Bring-up-the-BodiesThere’s a feeling of power in reserve, a power that drives right through the bone, like the shiver you sense in the shaft of an axe when you take it into your hand. You can strike, or you can not strike, and if you choose to hold back the blow, you can still feel inside you the resonance of the omitted thing. (Hilary Mantel, Wolf Hall)

“Did Anne,” Cromwell wonders towards the end of Bring Up the Bodies, “understand what was coming?” Even as the confessions are gathered that condemn her–even as her own uncle carries the warrant for her arrest, she goes “blindly through her last morning, doing what she always used to do.” What should she be doing, though? What could she be doing that would make any difference? We know, after all, how the story ends–but the fleeting poignancy is that she can’t be sure, can’t even altogether understand how she has lost the game she played with such brilliance. “Ready to go?” asks her uncle Norfolk; “I do not know how to be ready,” she replies.

It’s telling that Anne’s defeat manifests itself as disorientation: in the intricately plotted and plotting world Mantel has created across the first two books of her Cromwell trilogy, awareness is everything. Cromwell relies for his own power on his literal network of informants as well as on the relentless acuity of his inward eye, arranging and rearranging players and pieces in his mind until he is as sure of success in his political life as he is in the game of chess he portentously plays with Edward Seymour, brother of meek Jane, object of King Henry’s latest obsession. “A world where Anne can be queen is a world where Cromwell can be Cromwell,” it occurs to him in Wolf Hall. In Bring Up the Bodies he must discover how Cromwell can survive as Cromwell in a world where Queen Anne must be replaced. Anne’s rise enabled his, but her fall must not bring him down, and so with clinical precision he rearranges his alliances and once again commits himself to getting Henry what he wants. That this time his duty to his king coincides with his own longstanding grudges–against those who destroyed and then mocked his fallen mentor, Cardinal Wolsey–makes his job just that much sweeter.

Cromwell’s cold vengefulness, originating as it does in his love for Wolsey, paradoxically humanizes him: though instrumental in the suffering and death of many men (and one woman) whose guilt is at most ambiguous, nonetheless he is hardly a monstrous figure. Yet who could read his interviews with these victims of Henry’s caprice and not recoil? Wily, sophistical, manipulative, relentless, he twists both their words and their silences into the shapes that serve his single-minded purpose. “Did you think the king would die, so you could marry Anne?” he demands of Henry Norris. “Or did you expect her to dishonour her marriage vows during the king’s life, and become your concubine? It is one or the other.” “If I say either,” protests Norris, “you will damn me. You will damn me if I say nothing at all, taking my silence for agreement.” That is, exactly, Cromwell’s method. “And what do you think of brother George?” Cromwell asks him:

“You may have been surprised to encounter rivalry from that quarter. I hope you were surprised. Though the morals of you gentlemen astonish me.”
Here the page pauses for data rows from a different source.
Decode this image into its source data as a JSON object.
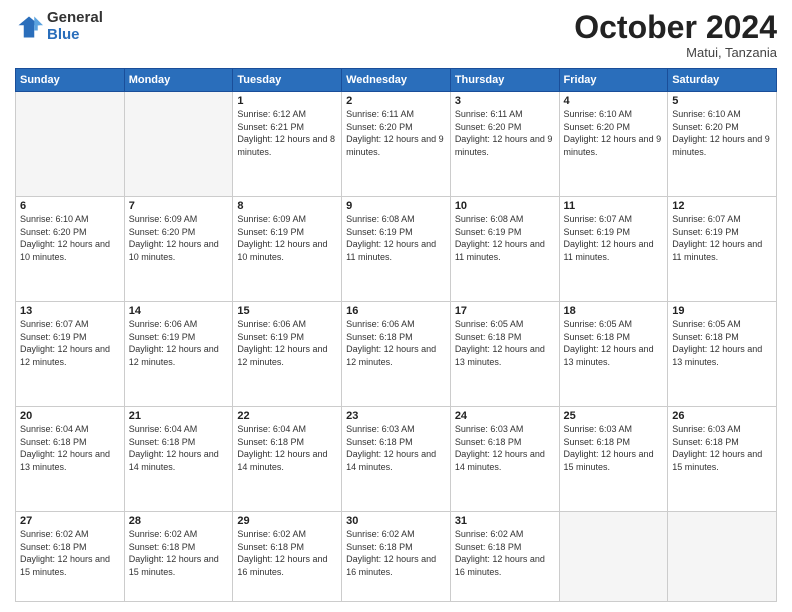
{
  "logo": {
    "general": "General",
    "blue": "Blue"
  },
  "header": {
    "month": "October 2024",
    "location": "Matui, Tanzania"
  },
  "weekdays": [
    "Sunday",
    "Monday",
    "Tuesday",
    "Wednesday",
    "Thursday",
    "Friday",
    "Saturday"
  ],
  "weeks": [
    [
      {
        "day": "",
        "empty": true
      },
      {
        "day": "",
        "empty": true
      },
      {
        "day": "1",
        "sunrise": "6:12 AM",
        "sunset": "6:21 PM",
        "daylight": "12 hours and 8 minutes."
      },
      {
        "day": "2",
        "sunrise": "6:11 AM",
        "sunset": "6:20 PM",
        "daylight": "12 hours and 9 minutes."
      },
      {
        "day": "3",
        "sunrise": "6:11 AM",
        "sunset": "6:20 PM",
        "daylight": "12 hours and 9 minutes."
      },
      {
        "day": "4",
        "sunrise": "6:10 AM",
        "sunset": "6:20 PM",
        "daylight": "12 hours and 9 minutes."
      },
      {
        "day": "5",
        "sunrise": "6:10 AM",
        "sunset": "6:20 PM",
        "daylight": "12 hours and 9 minutes."
      }
    ],
    [
      {
        "day": "6",
        "sunrise": "6:10 AM",
        "sunset": "6:20 PM",
        "daylight": "12 hours and 10 minutes."
      },
      {
        "day": "7",
        "sunrise": "6:09 AM",
        "sunset": "6:20 PM",
        "daylight": "12 hours and 10 minutes."
      },
      {
        "day": "8",
        "sunrise": "6:09 AM",
        "sunset": "6:19 PM",
        "daylight": "12 hours and 10 minutes."
      },
      {
        "day": "9",
        "sunrise": "6:08 AM",
        "sunset": "6:19 PM",
        "daylight": "12 hours and 11 minutes."
      },
      {
        "day": "10",
        "sunrise": "6:08 AM",
        "sunset": "6:19 PM",
        "daylight": "12 hours and 11 minutes."
      },
      {
        "day": "11",
        "sunrise": "6:07 AM",
        "sunset": "6:19 PM",
        "daylight": "12 hours and 11 minutes."
      },
      {
        "day": "12",
        "sunrise": "6:07 AM",
        "sunset": "6:19 PM",
        "daylight": "12 hours and 11 minutes."
      }
    ],
    [
      {
        "day": "13",
        "sunrise": "6:07 AM",
        "sunset": "6:19 PM",
        "daylight": "12 hours and 12 minutes."
      },
      {
        "day": "14",
        "sunrise": "6:06 AM",
        "sunset": "6:19 PM",
        "daylight": "12 hours and 12 minutes."
      },
      {
        "day": "15",
        "sunrise": "6:06 AM",
        "sunset": "6:19 PM",
        "daylight": "12 hours and 12 minutes."
      },
      {
        "day": "16",
        "sunrise": "6:06 AM",
        "sunset": "6:18 PM",
        "daylight": "12 hours and 12 minutes."
      },
      {
        "day": "17",
        "sunrise": "6:05 AM",
        "sunset": "6:18 PM",
        "daylight": "12 hours and 13 minutes."
      },
      {
        "day": "18",
        "sunrise": "6:05 AM",
        "sunset": "6:18 PM",
        "daylight": "12 hours and 13 minutes."
      },
      {
        "day": "19",
        "sunrise": "6:05 AM",
        "sunset": "6:18 PM",
        "daylight": "12 hours and 13 minutes."
      }
    ],
    [
      {
        "day": "20",
        "sunrise": "6:04 AM",
        "sunset": "6:18 PM",
        "daylight": "12 hours and 13 minutes."
      },
      {
        "day": "21",
        "sunrise": "6:04 AM",
        "sunset": "6:18 PM",
        "daylight": "12 hours and 14 minutes."
      },
      {
        "day": "22",
        "sunrise": "6:04 AM",
        "sunset": "6:18 PM",
        "daylight": "12 hours and 14 minutes."
      },
      {
        "day": "23",
        "sunrise": "6:03 AM",
        "sunset": "6:18 PM",
        "daylight": "12 hours and 14 minutes."
      },
      {
        "day": "24",
        "sunrise": "6:03 AM",
        "sunset": "6:18 PM",
        "daylight": "12 hours and 14 minutes."
      },
      {
        "day": "25",
        "sunrise": "6:03 AM",
        "sunset": "6:18 PM",
        "daylight": "12 hours and 15 minutes."
      },
      {
        "day": "26",
        "sunrise": "6:03 AM",
        "sunset": "6:18 PM",
        "daylight": "12 hours and 15 minutes."
      }
    ],
    [
      {
        "day": "27",
        "sunrise": "6:02 AM",
        "sunset": "6:18 PM",
        "daylight": "12 hours and 15 minutes."
      },
      {
        "day": "28",
        "sunrise": "6:02 AM",
        "sunset": "6:18 PM",
        "daylight": "12 hours and 15 minutes."
      },
      {
        "day": "29",
        "sunrise": "6:02 AM",
        "sunset": "6:18 PM",
        "daylight": "12 hours and 16 minutes."
      },
      {
        "day": "30",
        "sunrise": "6:02 AM",
        "sunset": "6:18 PM",
        "daylight": "12 hours and 16 minutes."
      },
      {
        "day": "31",
        "sunrise": "6:02 AM",
        "sunset": "6:18 PM",
        "daylight": "12 hours and 16 minutes."
      },
      {
        "day": "",
        "empty": true
      },
      {
        "day": "",
        "empty": true
      }
    ]
  ],
  "labels": {
    "sunrise": "Sunrise:",
    "sunset": "Sunset:",
    "daylight": "Daylight:"
  }
}
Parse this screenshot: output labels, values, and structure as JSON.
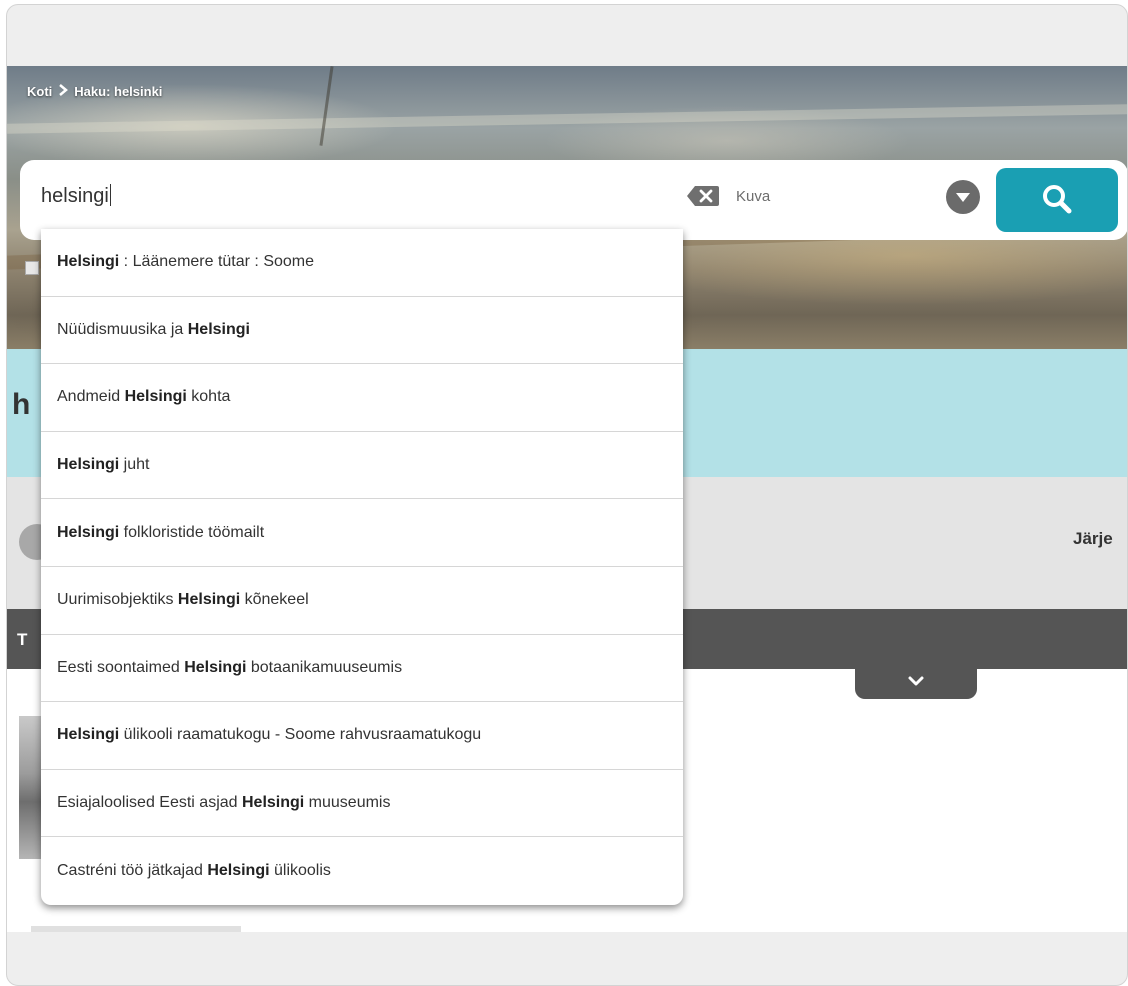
{
  "breadcrumb": {
    "home": "Koti",
    "current": "Haku: helsinki"
  },
  "search": {
    "query": "helsingi",
    "type_label": "Kuva"
  },
  "page": {
    "heading_fragment": "h",
    "sort_fragment": "Järje",
    "dark_band_fragment": "T"
  },
  "suggestions": [
    {
      "before": "",
      "bold": "Helsingi",
      "after": " : Läänemere tütar : Soome"
    },
    {
      "before": "Nüüdismuusika ja ",
      "bold": "Helsingi",
      "after": ""
    },
    {
      "before": "Andmeid ",
      "bold": "Helsingi",
      "after": " kohta"
    },
    {
      "before": "",
      "bold": "Helsingi",
      "after": " juht"
    },
    {
      "before": "",
      "bold": "Helsingi",
      "after": " folkloristide töömailt"
    },
    {
      "before": "Uurimisobjektiks ",
      "bold": "Helsingi",
      "after": " kõnekeel"
    },
    {
      "before": "Eesti soontaimed ",
      "bold": "Helsingi",
      "after": " botaanikamuuseumis"
    },
    {
      "before": "",
      "bold": "Helsingi",
      "after": " ülikooli raamatukogu - Soome rahvusraamatukogu"
    },
    {
      "before": "Esiajaloolised Eesti asjad ",
      "bold": "Helsingi",
      "after": " muuseumis"
    },
    {
      "before": "Castréni töö jätkajad ",
      "bold": "Helsingi",
      "after": " ülikoolis"
    }
  ],
  "colors": {
    "accent": "#1a9fb3",
    "band_cyan": "#b3e1e7",
    "band_dark": "#555555"
  },
  "icons": {
    "breadcrumb_separator": "chevron-right-icon",
    "clear": "clear-x-icon",
    "dropdown": "dropdown-arrow-icon",
    "search": "magnifier-icon",
    "expand": "chevron-down-icon"
  }
}
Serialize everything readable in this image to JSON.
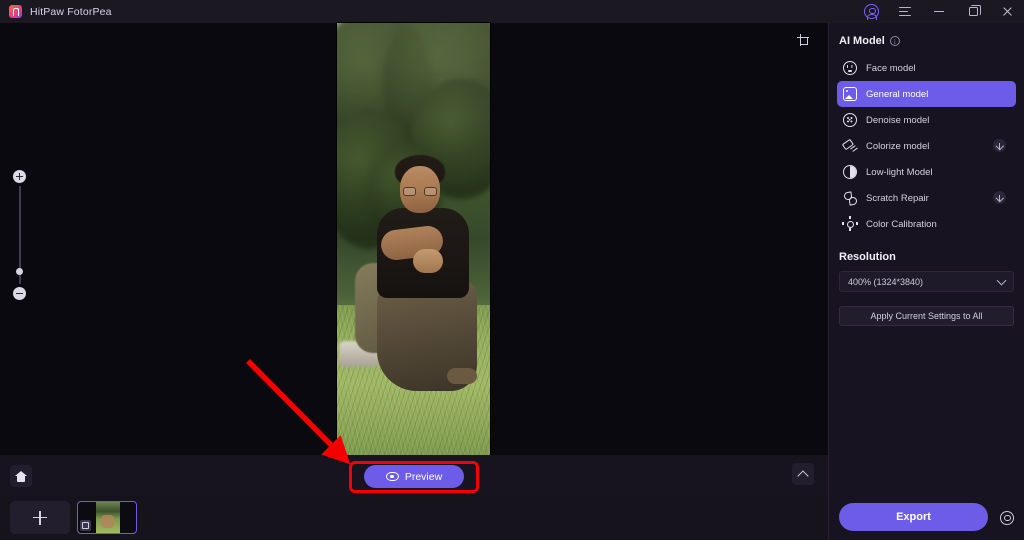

“You do not trap me that way. Any man you name, I will say nothing against him and nothing for him. I have no opinion on George Boleyn.”

“What, no opinion on incest? If you take it so quietly and without objection, I am forced to conjecture there may be truth in it.”

“And if I were to say, I think there might be guilt in that case, you would say to me, ‘Why, Norris! Incest! How can you believe such an abomination? Is it a ploy to lead me away from your own guilt?'”

He looks at Norris with admiration. “Not for nothing have you known me twenty years, Harry.”

What takes Norris longer to realize is that though he will die for his alleged guilt with the queen, his death settles a different debt, “a fat extract from the book of grief”: he and the other accused men once “turned the cardinal into a beast” in a play for the court, depicting him as “a howling animal, grovelling on the boards and scrabbling with his paws.” In the audience was Cromwell, “leaning against the panelling, silent, wrapped in a robe of mourning black.” “Would Norris understand it if he spelt it out?” wonders Cromwell;

He needs guilty men. So he has found men who are guilty. Though perhaps not guilty as charged.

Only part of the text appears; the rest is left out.